Authors: Eveline Cruickshanks / Ivar McGrath

Notes

  • 1. Dugdale’s Vis. Yorks. ed. Clay, iii. 263–4; P. Roebuck, Yorks. Baronets 1640–1760, p. 80.
  • 2. Boyer, Anne Annals, iv. 9; ix. 415; Boyer, Pol. State, iv. 68, 70; Roebuck, 77.
  • 3. Roebuck, 77.
  • 4. A. M. W. Stirling, The Hothams, 117–25; Roebuck, 72–76, 79.
  • 5. A. Rowntree, Scarborough, 97; CSP Dom. 1698, p. 34.
  • 6. Hull Univ. Lib. Hotham mss DDHO/13/4, Hotham to [Warton], 30 Aug. 1698; Bosville mss DDBM/32/2, Hotham to Bridget Bosville, 31 Aug. 1700; Vernon–Shrewsbury Letters, ii. 259; Cocks Diary, 37.
  • 7. Cocks Diary, 90; Yorks. Arch. Soc. Copley mss DD38 Box H–J, poll for election of commrs. of accts. [1701]; Speck thesis, 188; W. Yorks. Archs. (Leeds), Temple Newsam mss TN/C9/72, Hotham to Irwin, 28 Aug., 23 Sept., 13, 22 Nov. 1701; HMC Var. viii. 84–85.
  • 8. Add. 70501, f. 43; HMC Portland, ii. 182; Hotham mss, DDHO/13/4, Newcastle to Hotham, 7 Jan. 1702; W. A. Speck, Birth of Britain, 30; Cocks Diary, 197.
  • 9. Roebuck, 76.
  • 10. Ibid. 75, 79, 81; Boyer, Anne Annals, iv. 9; Verney Letters 18th Cent. i. 265; Bull. IHR, xxxvii. 20, 28, 32; Cam. Misc. xxiii. 52.

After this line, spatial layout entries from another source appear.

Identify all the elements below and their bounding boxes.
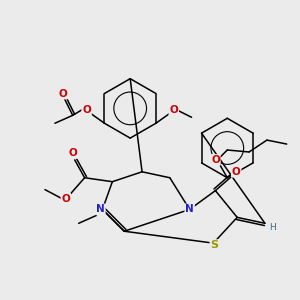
Text: O: O <box>68 148 77 158</box>
Text: O: O <box>58 88 67 98</box>
Text: O: O <box>232 167 241 177</box>
Text: H: H <box>269 223 276 232</box>
Text: N: N <box>185 204 194 214</box>
Text: O: O <box>169 105 178 116</box>
Text: O: O <box>82 105 91 116</box>
Text: O: O <box>61 194 70 203</box>
Text: N: N <box>96 204 105 214</box>
Text: S: S <box>210 240 218 250</box>
Text: O: O <box>211 155 220 165</box>
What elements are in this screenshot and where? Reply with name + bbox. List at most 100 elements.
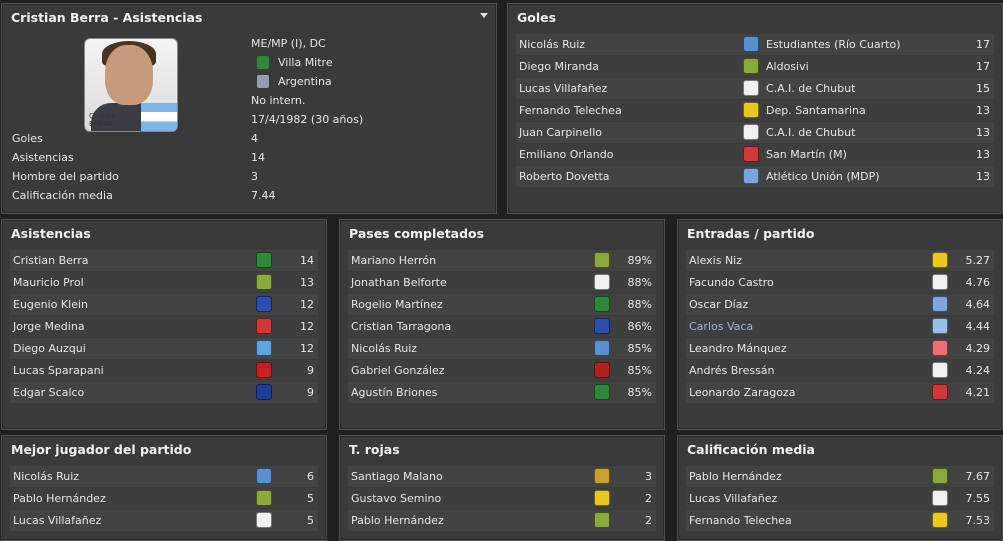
player-name[interactable]: Nicolás Ruiz xyxy=(13,470,80,483)
player-name[interactable]: Jonathan Belforte xyxy=(351,276,447,289)
stat-value: 13 xyxy=(300,276,314,289)
asistencias-row[interactable]: Jorge Medina 12 xyxy=(10,316,318,337)
player-name[interactable]: Nicolás Ruiz xyxy=(351,342,418,355)
player-name[interactable]: Diego Miranda xyxy=(519,60,600,73)
player-name[interactable]: Edgar Scalco xyxy=(13,386,85,399)
calif-row[interactable]: Lucas Villafañez 7.55 xyxy=(686,488,994,509)
player-name[interactable]: Carlos Vaca xyxy=(689,320,754,333)
player-name[interactable]: Andrés Bressán xyxy=(689,364,775,377)
team-name[interactable]: Dep. Santamarina xyxy=(766,104,866,117)
player-name[interactable]: Fernando Telechea xyxy=(519,104,622,117)
asistencias-row[interactable]: Edgar Scalco 9 xyxy=(10,382,318,403)
pases-panel: Pases completados Mariano Herrón 89% Jonat… xyxy=(339,219,665,430)
player-name[interactable]: Diego Auzqui xyxy=(13,342,86,355)
pases-row[interactable]: Jonathan Belforte 88% xyxy=(348,272,656,293)
stat-value: 88% xyxy=(627,298,652,311)
player-name[interactable]: Lucas Villafañez xyxy=(689,492,778,505)
player-name[interactable]: Oscar Díaz xyxy=(689,298,749,311)
club-badge-icon xyxy=(256,274,272,290)
mejor-row[interactable]: Pablo Hernández 5 xyxy=(10,488,318,509)
asistencias-row[interactable]: Mauricio Prol 13 xyxy=(10,272,318,293)
player-name[interactable]: Facundo Castro xyxy=(689,276,774,289)
player-name[interactable]: Agustín Briones xyxy=(351,386,438,399)
stat-value-calificacion: 7.44 xyxy=(251,189,276,202)
chevron-down-icon[interactable] xyxy=(480,13,488,18)
player-name[interactable]: Lucas Villafañez xyxy=(13,514,102,527)
pases-row[interactable]: Gabriel González 85% xyxy=(348,360,656,381)
player-name[interactable]: Roberto Dovetta xyxy=(519,170,610,183)
mejor-row[interactable]: Nicolás Ruiz 6 xyxy=(10,466,318,487)
entradas-row[interactable]: Oscar Díaz 4.64 xyxy=(686,294,994,315)
player-name[interactable]: Fernando Telechea xyxy=(689,514,792,527)
player-name[interactable]: Leandro Mánquez xyxy=(689,342,787,355)
player-name[interactable]: Juan Carpinello xyxy=(519,126,602,139)
rojas-row[interactable]: Gustavo Semino 2 xyxy=(348,488,656,509)
player-name[interactable]: Nicolás Ruiz xyxy=(519,38,586,51)
goles-row[interactable]: Emiliano Orlando San Martín (M) 13 xyxy=(516,144,994,165)
pases-row[interactable]: Mariano Herrón 89% xyxy=(348,250,656,271)
pases-row[interactable]: Agustín Briones 85% xyxy=(348,382,656,403)
pases-row[interactable]: Cristian Tarragona 86% xyxy=(348,316,656,337)
asistencias-row[interactable]: Cristian Berra 14 xyxy=(10,250,318,271)
team-name[interactable]: C.A.I. de Chubut xyxy=(766,82,856,95)
player-name[interactable]: Jorge Medina xyxy=(13,320,85,333)
player-name[interactable]: Cristian Berra xyxy=(13,254,89,267)
entradas-row[interactable]: Andrés Bressán 4.24 xyxy=(686,360,994,381)
player-name[interactable]: Pablo Hernández xyxy=(351,514,444,527)
calif-row[interactable]: Pablo Hernández 7.67 xyxy=(686,466,994,487)
player-nation[interactable]: Argentina xyxy=(278,75,332,88)
entradas-row[interactable]: Leandro Mánquez 4.29 xyxy=(686,338,994,359)
player-name[interactable]: Lucas Villafañez xyxy=(519,82,608,95)
profile-title: Cristian Berra - Asistencias xyxy=(11,10,203,25)
team-name[interactable]: Atlético Unión (MDP) xyxy=(766,170,880,183)
club-badge-icon xyxy=(594,384,610,400)
goles-row[interactable]: Juan Carpinello C.A.I. de Chubut 13 xyxy=(516,122,994,143)
asistencias-row[interactable]: Diego Auzqui 12 xyxy=(10,338,318,359)
player-name[interactable]: Rogelio Martínez xyxy=(351,298,443,311)
goles-row[interactable]: Roberto Dovetta Atlético Unión (MDP) 13 xyxy=(516,166,994,187)
player-name[interactable]: Alexis Niz xyxy=(689,254,743,267)
team-name[interactable]: Estudiantes (Río Cuarto) xyxy=(766,38,901,51)
rojas-row[interactable]: Pablo Hernández 2 xyxy=(348,510,656,531)
player-name[interactable]: Eugenio Klein xyxy=(13,298,88,311)
goles-row[interactable]: Fernando Telechea Dep. Santamarina 13 xyxy=(516,100,994,121)
entradas-row[interactable]: Alexis Niz 5.27 xyxy=(686,250,994,271)
player-name[interactable]: Santiago Malano xyxy=(351,470,443,483)
player-name[interactable]: Gabriel González xyxy=(351,364,445,377)
club-badge-icon xyxy=(932,274,948,290)
asistencias-row[interactable]: Lucas Sparapani 9 xyxy=(10,360,318,381)
player-name[interactable]: Pablo Hernández xyxy=(689,470,782,483)
stat-label-calificacion: Calificación media xyxy=(12,189,113,202)
team-name[interactable]: Aldosivi xyxy=(766,60,809,73)
pases-row[interactable]: Rogelio Martínez 88% xyxy=(348,294,656,315)
player-name[interactable]: Gustavo Semino xyxy=(351,492,442,505)
rojas-row[interactable]: Santiago Malano 3 xyxy=(348,466,656,487)
goles-row[interactable]: Diego Miranda Aldosivi 17 xyxy=(516,56,994,77)
entradas-row[interactable]: Carlos Vaca 4.44 xyxy=(686,316,994,337)
calif-row[interactable]: Fernando Telechea 7.53 xyxy=(686,510,994,531)
team-name[interactable]: C.A.I. de Chubut xyxy=(766,126,856,139)
player-name[interactable]: Mauricio Prol xyxy=(13,276,84,289)
entradas-row[interactable]: Facundo Castro 4.76 xyxy=(686,272,994,293)
entradas-row[interactable]: Leonardo Zaragoza 4.21 xyxy=(686,382,994,403)
stat-value: 13 xyxy=(976,148,990,161)
mejor-row[interactable]: Lucas Villafañez 5 xyxy=(10,510,318,531)
club-badge-icon xyxy=(256,296,272,312)
player-name[interactable]: Cristian Tarragona xyxy=(351,320,452,333)
stat-value: 13 xyxy=(976,126,990,139)
team-name[interactable]: San Martín (M) xyxy=(766,148,847,161)
club-badge-icon xyxy=(594,274,610,290)
calif-panel: Calificación media Pablo Hernández 7.67 Lu… xyxy=(677,435,1003,541)
club-badge-icon xyxy=(932,318,948,334)
player-name[interactable]: Pablo Hernández xyxy=(13,492,106,505)
goles-row[interactable]: Lucas Villafañez C.A.I. de Chubut 15 xyxy=(516,78,994,99)
player-name[interactable]: Emiliano Orlando xyxy=(519,148,614,161)
goles-row[interactable]: Nicolás Ruiz Estudiantes (Río Cuarto) 17 xyxy=(516,34,994,55)
asistencias-row[interactable]: Eugenio Klein 12 xyxy=(10,294,318,315)
player-name[interactable]: Lucas Sparapani xyxy=(13,364,104,377)
player-club[interactable]: Villa Mitre xyxy=(278,56,333,69)
pases-row[interactable]: Nicolás Ruiz 85% xyxy=(348,338,656,359)
stat-value: 7.53 xyxy=(965,514,991,527)
player-name[interactable]: Mariano Herrón xyxy=(351,254,437,267)
player-name[interactable]: Leonardo Zaragoza xyxy=(689,386,796,399)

  • 11. Boyer, v. 309; vi. 25; HMC Portland, iv. 324; HMC Lords, n.s. vii. 449; Roebuck, 78.
  • 12. Centre Kentish Stud. Stanhope mss U1590/0139/33, Horatio Walpole II* to Stanhope, 26 June 1709 N.S., Craggs to same, 11 Nov., 9, 23 Dec. 1709; G. Holmes, Pol. in Age of Anne, 128; HMC Portland, iv. 575; Roebuck, 77–80; Boyer, Pol. State, iv. 70; HMC Lords, n.s. x. 48.
  • 13. Roebuck, 77, 81; Stowe 748, f. 108; Borthwick Inst. York, wills, Prerog. ct. Feb. 1723.